Hi. Look at it from a different perspective. I copied and pasted the following from thread I started giving insight to it all. Research & Education Website.
Sex Work - There Is No Such Thing
By XLondonCallGirl, survivor of prostitution
December 20, 2012
I've heard a few people recently referring to women who work as prostitutes, in pornography and as strippers, as sex workers. This, I have to say absolutely riles me. Why does it? I am sure some people will have not the slightest idea with what could be wrong with the term sex work. Considering that working in prostitution, pornography or as a stripper is a form of abuse, referring to it as some kind of work normalises it. It makes it okay. It sounds politically correct. But let's not fool ourselves here. This kind of "work" is abuse. It is abusive to the women and men and sometimes even children involved. To be on the receiving end of abuse, allowing abuse to happen to you, being forced to have abuse inflicted on you, is not a form of work.
When I was a call girl back in the 1990s, I don't know if anyone was using the term sex worker. Certainly, myself and the other working women I hung around with didn't use that terminology. However, we had our own words for our own denial that we were harming ourselves. We didn't call ourselves prostitutes, we called ourselves hookers, call girls and escorts. Though my friend Q would talk about her days as a streetwalker when she was originally forced into prostitution and I think of all my friends at that time, she was the one who would occasionally refer to herself as a prostitute. But then at that time, she lived in flats in the most sought after streets in London, had the best designer clothes, expensive jewellery often given to her by clients, and was taken away on luxury holidays. She had it all on the outside, like most of us did though she did have it best, but like the rest of us, she was just as messed up, damaged, hurt and confused on the inside.
We all needed to use that different vocabulary about ourselves to feed the denial that we weren't in fact prostitutes. That weren't acting out the sexual abuse we had suffered as children, thinking this time we were the ones in control, pulling the strings, having the last say. But when we were raped and beaten, that wasn't the case, and that's probably why we always just carried on working as if nothing had happened to us. Nearly every woman in that circle I knew well had told me of their childhood sexual abuse. Some of the others didn't discuss their abuse but I wouldn't be surprised if they'd suffered it too, we just weren't as close. We were used to being treated like sex objects. Some of us were called names like "whore" and "tart" and that self-fulfilling prophecy is what happened to us. We were viewed as sex objects when we were young, so we learned to treat ourselves as sex objects. We saw ourselves as sex objects. Sex is what men wanted from us, that was the commodity we traded in, so we may as well get paid for it.
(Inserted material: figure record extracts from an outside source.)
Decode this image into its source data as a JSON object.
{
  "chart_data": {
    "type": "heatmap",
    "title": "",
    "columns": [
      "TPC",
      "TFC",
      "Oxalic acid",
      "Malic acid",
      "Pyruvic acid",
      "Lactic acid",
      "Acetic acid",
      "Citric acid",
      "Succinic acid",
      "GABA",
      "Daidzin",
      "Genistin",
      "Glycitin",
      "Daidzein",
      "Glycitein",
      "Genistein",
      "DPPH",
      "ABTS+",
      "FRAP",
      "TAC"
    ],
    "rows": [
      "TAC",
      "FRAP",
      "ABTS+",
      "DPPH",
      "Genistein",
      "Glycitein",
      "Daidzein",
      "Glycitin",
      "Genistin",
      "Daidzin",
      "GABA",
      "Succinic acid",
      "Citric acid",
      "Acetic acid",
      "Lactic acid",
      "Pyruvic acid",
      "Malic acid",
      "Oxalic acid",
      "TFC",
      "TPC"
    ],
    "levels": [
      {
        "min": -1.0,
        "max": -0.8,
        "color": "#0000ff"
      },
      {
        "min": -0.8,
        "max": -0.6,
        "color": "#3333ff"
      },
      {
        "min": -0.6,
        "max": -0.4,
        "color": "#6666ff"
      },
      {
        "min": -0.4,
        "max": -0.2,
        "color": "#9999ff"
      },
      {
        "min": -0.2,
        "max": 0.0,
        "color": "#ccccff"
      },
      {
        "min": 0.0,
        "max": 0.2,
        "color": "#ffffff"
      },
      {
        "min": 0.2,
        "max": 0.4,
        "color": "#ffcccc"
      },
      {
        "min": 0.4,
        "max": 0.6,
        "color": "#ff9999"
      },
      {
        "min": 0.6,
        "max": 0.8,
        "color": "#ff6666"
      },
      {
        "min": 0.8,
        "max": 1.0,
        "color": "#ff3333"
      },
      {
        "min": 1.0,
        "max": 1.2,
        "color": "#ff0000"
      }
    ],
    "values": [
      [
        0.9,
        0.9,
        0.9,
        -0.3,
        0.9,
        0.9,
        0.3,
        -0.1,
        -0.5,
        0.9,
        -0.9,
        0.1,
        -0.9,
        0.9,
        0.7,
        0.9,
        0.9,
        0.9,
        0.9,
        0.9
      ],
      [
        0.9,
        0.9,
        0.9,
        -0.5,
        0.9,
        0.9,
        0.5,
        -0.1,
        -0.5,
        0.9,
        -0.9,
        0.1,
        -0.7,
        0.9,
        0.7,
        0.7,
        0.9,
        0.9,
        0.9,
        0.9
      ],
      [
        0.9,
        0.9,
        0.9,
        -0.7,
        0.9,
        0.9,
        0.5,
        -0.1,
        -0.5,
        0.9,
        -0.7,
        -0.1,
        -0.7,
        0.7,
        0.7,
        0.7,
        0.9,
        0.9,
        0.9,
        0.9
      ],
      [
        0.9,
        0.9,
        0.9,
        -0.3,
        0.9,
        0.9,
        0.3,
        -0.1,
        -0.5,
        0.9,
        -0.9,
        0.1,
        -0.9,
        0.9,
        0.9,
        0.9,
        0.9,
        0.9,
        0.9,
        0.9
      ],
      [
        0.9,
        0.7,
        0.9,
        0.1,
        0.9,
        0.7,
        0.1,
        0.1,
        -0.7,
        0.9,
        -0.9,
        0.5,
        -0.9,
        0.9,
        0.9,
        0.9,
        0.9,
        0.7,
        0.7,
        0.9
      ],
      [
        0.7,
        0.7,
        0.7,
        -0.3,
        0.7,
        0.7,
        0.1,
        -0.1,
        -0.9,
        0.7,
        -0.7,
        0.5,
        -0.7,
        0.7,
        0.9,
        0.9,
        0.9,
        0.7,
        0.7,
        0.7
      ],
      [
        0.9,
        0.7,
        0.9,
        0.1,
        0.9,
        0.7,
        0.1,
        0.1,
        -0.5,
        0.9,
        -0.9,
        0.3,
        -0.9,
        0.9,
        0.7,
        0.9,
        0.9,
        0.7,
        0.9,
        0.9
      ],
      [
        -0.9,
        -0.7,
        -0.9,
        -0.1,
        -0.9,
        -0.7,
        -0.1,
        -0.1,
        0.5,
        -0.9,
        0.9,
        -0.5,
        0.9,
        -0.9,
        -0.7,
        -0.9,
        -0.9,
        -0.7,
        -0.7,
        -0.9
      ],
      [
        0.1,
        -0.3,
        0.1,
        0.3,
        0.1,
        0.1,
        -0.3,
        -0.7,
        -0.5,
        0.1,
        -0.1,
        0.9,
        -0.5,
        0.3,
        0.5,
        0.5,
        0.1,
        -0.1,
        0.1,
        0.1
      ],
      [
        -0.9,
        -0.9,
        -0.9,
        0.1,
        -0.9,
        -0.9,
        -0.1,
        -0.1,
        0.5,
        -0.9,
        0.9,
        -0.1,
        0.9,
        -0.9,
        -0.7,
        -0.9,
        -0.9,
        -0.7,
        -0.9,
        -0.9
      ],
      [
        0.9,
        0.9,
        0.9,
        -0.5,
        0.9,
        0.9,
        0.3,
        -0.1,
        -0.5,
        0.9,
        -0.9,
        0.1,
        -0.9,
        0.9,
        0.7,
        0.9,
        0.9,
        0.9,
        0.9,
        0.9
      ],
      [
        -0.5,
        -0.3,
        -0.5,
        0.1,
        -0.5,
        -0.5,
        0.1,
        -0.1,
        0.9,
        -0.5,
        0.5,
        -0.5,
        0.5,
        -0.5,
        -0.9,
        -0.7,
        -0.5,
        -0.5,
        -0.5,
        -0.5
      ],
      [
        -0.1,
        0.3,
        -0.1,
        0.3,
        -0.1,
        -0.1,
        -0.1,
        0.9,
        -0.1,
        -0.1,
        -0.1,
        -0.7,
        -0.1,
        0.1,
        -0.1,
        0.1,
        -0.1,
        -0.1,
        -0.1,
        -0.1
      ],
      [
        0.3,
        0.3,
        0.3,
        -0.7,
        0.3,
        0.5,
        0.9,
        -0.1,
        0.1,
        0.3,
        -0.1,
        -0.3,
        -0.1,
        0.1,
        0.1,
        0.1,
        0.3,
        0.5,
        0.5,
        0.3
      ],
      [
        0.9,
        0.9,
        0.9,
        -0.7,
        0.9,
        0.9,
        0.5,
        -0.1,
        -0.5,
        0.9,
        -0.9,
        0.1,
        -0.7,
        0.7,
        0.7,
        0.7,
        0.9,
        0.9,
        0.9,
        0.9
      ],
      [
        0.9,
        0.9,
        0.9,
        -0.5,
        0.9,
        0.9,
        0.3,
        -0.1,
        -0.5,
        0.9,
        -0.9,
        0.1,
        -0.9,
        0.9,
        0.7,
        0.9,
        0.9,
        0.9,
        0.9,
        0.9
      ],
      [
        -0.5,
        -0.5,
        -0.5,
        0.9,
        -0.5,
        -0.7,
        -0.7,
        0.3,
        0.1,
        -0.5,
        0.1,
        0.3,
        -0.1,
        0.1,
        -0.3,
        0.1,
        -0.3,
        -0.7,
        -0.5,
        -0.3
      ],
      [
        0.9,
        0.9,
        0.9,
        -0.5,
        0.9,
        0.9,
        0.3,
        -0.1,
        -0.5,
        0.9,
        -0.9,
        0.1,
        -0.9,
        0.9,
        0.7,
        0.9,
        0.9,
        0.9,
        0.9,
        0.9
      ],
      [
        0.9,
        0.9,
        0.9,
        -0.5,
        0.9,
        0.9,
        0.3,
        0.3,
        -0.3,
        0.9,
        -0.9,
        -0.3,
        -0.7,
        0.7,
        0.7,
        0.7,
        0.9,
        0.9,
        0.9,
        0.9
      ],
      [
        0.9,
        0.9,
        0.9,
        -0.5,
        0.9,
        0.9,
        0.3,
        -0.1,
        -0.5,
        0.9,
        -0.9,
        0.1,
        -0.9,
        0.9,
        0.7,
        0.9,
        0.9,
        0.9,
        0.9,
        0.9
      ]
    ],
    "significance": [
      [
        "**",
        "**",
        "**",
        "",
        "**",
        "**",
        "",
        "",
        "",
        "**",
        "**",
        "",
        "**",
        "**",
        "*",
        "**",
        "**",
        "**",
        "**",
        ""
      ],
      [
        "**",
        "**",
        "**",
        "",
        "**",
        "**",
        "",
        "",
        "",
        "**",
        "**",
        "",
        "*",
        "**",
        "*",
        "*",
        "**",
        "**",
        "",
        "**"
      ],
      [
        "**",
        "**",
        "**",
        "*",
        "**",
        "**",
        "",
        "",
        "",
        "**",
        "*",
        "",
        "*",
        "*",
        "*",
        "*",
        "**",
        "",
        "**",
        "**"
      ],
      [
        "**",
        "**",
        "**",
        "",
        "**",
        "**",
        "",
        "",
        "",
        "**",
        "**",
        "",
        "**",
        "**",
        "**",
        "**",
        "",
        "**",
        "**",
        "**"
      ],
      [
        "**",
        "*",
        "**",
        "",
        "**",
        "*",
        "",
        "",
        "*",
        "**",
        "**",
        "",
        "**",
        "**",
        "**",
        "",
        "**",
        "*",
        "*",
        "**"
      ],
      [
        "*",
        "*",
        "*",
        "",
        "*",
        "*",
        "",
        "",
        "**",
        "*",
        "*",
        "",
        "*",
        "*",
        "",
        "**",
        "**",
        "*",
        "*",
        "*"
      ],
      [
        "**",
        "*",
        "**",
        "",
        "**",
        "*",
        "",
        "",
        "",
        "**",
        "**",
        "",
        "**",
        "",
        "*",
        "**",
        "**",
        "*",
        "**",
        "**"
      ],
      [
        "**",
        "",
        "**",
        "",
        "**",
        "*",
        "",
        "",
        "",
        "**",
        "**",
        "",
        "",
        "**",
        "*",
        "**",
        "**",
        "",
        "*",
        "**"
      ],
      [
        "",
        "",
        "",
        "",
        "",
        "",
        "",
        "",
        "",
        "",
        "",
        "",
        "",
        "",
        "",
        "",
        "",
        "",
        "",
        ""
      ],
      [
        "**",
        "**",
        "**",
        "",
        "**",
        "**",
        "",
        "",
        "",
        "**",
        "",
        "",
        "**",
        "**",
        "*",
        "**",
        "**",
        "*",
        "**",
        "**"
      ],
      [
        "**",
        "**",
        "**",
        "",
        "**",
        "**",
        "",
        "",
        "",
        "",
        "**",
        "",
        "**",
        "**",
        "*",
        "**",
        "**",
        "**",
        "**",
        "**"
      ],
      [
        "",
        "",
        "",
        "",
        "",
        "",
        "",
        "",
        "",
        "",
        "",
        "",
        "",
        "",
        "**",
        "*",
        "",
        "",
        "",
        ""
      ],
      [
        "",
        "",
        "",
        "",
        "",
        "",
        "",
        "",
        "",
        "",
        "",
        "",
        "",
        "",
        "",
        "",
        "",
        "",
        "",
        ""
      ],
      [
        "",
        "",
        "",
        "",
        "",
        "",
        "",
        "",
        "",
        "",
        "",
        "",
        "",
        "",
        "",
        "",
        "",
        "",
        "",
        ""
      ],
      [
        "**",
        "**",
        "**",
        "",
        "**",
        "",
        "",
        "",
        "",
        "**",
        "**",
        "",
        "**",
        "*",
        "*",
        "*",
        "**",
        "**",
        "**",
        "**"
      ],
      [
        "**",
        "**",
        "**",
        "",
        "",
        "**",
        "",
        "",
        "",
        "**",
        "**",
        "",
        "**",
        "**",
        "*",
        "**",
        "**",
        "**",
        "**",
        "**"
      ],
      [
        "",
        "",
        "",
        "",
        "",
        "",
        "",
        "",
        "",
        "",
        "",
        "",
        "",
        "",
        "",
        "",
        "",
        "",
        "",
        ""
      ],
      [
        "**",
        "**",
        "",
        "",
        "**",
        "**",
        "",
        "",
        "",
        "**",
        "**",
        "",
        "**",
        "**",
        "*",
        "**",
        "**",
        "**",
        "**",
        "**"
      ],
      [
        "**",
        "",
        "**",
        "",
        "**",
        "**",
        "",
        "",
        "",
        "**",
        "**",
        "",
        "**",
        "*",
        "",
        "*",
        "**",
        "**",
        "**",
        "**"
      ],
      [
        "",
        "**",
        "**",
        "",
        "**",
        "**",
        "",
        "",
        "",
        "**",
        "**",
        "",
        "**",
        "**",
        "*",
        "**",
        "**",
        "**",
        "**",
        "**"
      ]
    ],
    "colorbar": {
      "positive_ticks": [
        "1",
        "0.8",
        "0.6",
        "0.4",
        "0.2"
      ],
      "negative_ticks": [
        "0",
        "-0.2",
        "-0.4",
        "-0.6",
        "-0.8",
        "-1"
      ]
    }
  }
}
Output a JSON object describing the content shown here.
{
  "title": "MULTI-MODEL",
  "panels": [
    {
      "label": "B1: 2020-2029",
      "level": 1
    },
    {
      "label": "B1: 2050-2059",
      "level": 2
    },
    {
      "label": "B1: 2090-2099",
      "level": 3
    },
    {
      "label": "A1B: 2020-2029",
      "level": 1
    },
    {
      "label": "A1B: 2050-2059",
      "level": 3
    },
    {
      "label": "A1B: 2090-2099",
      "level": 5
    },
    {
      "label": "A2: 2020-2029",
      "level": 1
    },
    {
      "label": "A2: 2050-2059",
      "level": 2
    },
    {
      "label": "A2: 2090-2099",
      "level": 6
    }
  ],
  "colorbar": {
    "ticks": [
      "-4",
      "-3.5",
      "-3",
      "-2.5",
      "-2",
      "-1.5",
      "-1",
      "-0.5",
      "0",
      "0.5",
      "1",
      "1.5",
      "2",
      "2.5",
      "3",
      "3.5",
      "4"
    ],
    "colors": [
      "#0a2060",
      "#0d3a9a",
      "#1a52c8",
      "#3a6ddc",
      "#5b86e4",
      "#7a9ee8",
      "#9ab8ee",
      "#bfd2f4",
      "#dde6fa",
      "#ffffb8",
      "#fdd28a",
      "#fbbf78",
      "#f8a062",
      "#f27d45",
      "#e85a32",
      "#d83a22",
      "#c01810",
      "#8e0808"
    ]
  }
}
I thought I was selling my soul in a telemarketing job in my very early twenties. I wasn't selling anything illegal, it was a business to business sales role, but because of my childhood abuse I came to a conclusion that a normal woman wouldn't arrive at: that it would be better to have sex for money, work less hours and earn more money. As simple as that. I didn't see anything wrong with women who worked in prostitution and I still don't see anything wrong with them. I feel a deep sense of sadness for them now just like I feel a deep sense of sadness for myself for putting myself through the ordeal for a few years and that I still pay a price for it now emotionally, psychologically, mentally, in relationships with men as well as friends, I have trust issues, the list goes on - that can be another post for another day.
Sex is not a kind of work, stripping is not a kind of work and neither is pornography. They are kinds of abuse. It would be great if society could see it for what it is and stop using the term sex work, which they see is politically correct. Call it what it is - prostitution, stripping, pornography, but separate the woman from what she does. She is not what she does. She is still a woman. So don't call her a prostitute, a stripper, a pornstar/actress. Instead, call her a woman who is in prostitution, a woman who is in stripping, a woman who is in pornography. Don't let her label become who she is and define her. She is a woman no more or less special than any other. She is deserving of the same respect as any other woman.
For women in prostitution, pornography and stripping and who want to call themselves sex workers that is their choice. Just like it was my choice and my friends' choice to use terminology that made it seem okay to us - our words being hookers, escorts and call girls. I am not here to tell those women what to call what they do, but I am asking society not to feed into that denial, not to let that denial spread and normalise abuse against women by calling it work.